The newly re-released Dogsbody by Diana Wynne Jones was one of the books I bought with my birthday giftcards. I didn't even bother to learn what it was about. It was written by Diana Wynne Jones and that was enough for me, even if it was going to be about some hapless person trapped in a dog's body (my assumption-not what it's actually about).
Synopsis (from Goodreads):
The Dog Star, Sirius,
is tried - and found guilty - by his heavenly peers for a murder he did
not commit. His sentence: to live on the planet Earth until he can carry
out a seemingly impossible mission - the recovery of a deadly weapon
known as the Zoi. The first lesson Sirius learns in his lowly earthly
form is that humans have all the power. The second is that even though
his young mistress loves him, she can't protect either of them. The
third - and worst - is that someone out there will do anything to keep
Sirius from finding the Zoi. Even if it means destroying Earth itself.
Diana Wynne Jones can do anything and make it work. I'm convinced of it. Don't particularly like dogs? Don't particularly enjoy stories with animals? No matter. If she writes it, it will be readable. Not just readable, but enjoyable in ways you couldn't have imagined. She managed to make star trapped in a dog body believable. What is more she wrote what I imagine the inner life of dogs to be so well I suspect she actually conversed with some.
Kathleen took off the leash and Sirius bounded away, jingling and joyful, into the damp green grass. He ranged to and fro, rooting and sniffing, his tail crooked into a stiff and eager question mark. Beautiful. Goluptious scents. What was he looking for in all this glorious green plain? He was looking for something. He became more and more certain of that. This bush? NO. This smelly lump, then? No. What then?
Doesn't that just evoke puppy? And isn't galuptious the most perfect word? As much a puppy as Sirius can be, he is also very much a Luminary still. His frustration with his puppy form and how his dog sense clouds his greater senses raises the tension in the story considerably. The way Luminary Sirius perceives the world is told in equally appropriate ways, just as perfectly worded.
Space sang. There were great slow notes, high sweet sounds-every note in human music and more beside, all winding, twining, combining, and ringing solemn and single, like a constantly changing tune.

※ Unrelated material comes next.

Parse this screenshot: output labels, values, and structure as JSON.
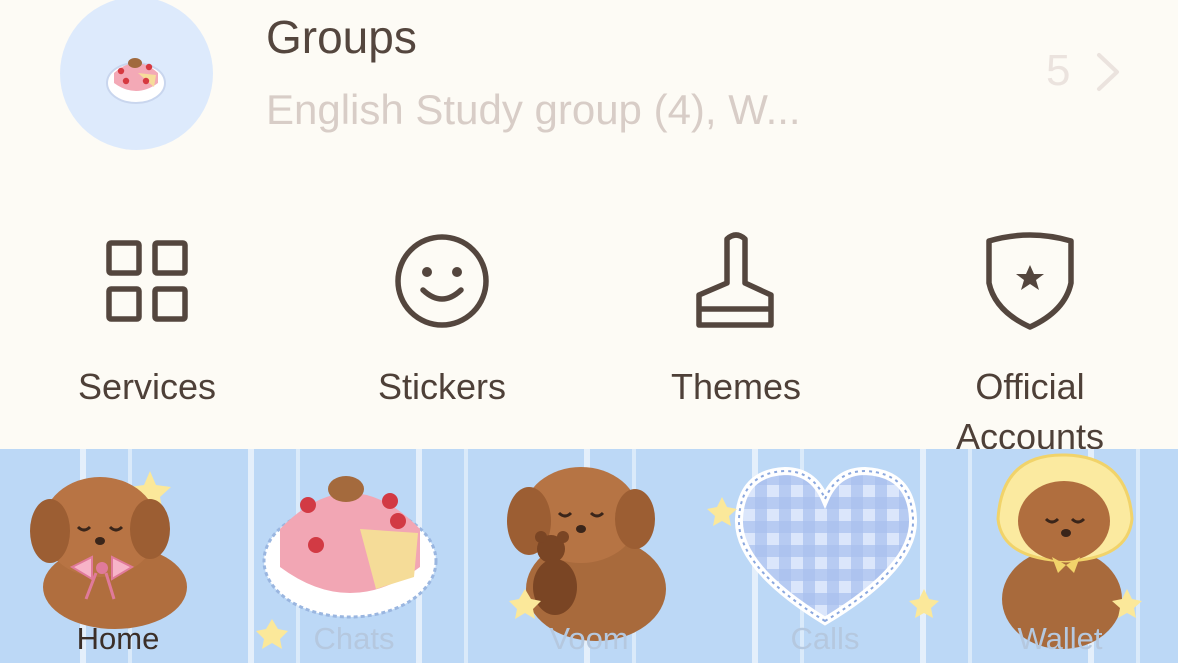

There are many other characters, all of whom leave an impression. That is one of the reasons I love DWJ's books so much. She writes interesting and engaging characters, no matter how small a role that characters has. The relationship between Sirius and Tibbles the cat was probably my favorite thing about the book.
While not my among my favorites of DWJ's novels, I enjoyed Dogsbody very much and have a feeling people who truly love dogs would enjoy it even more.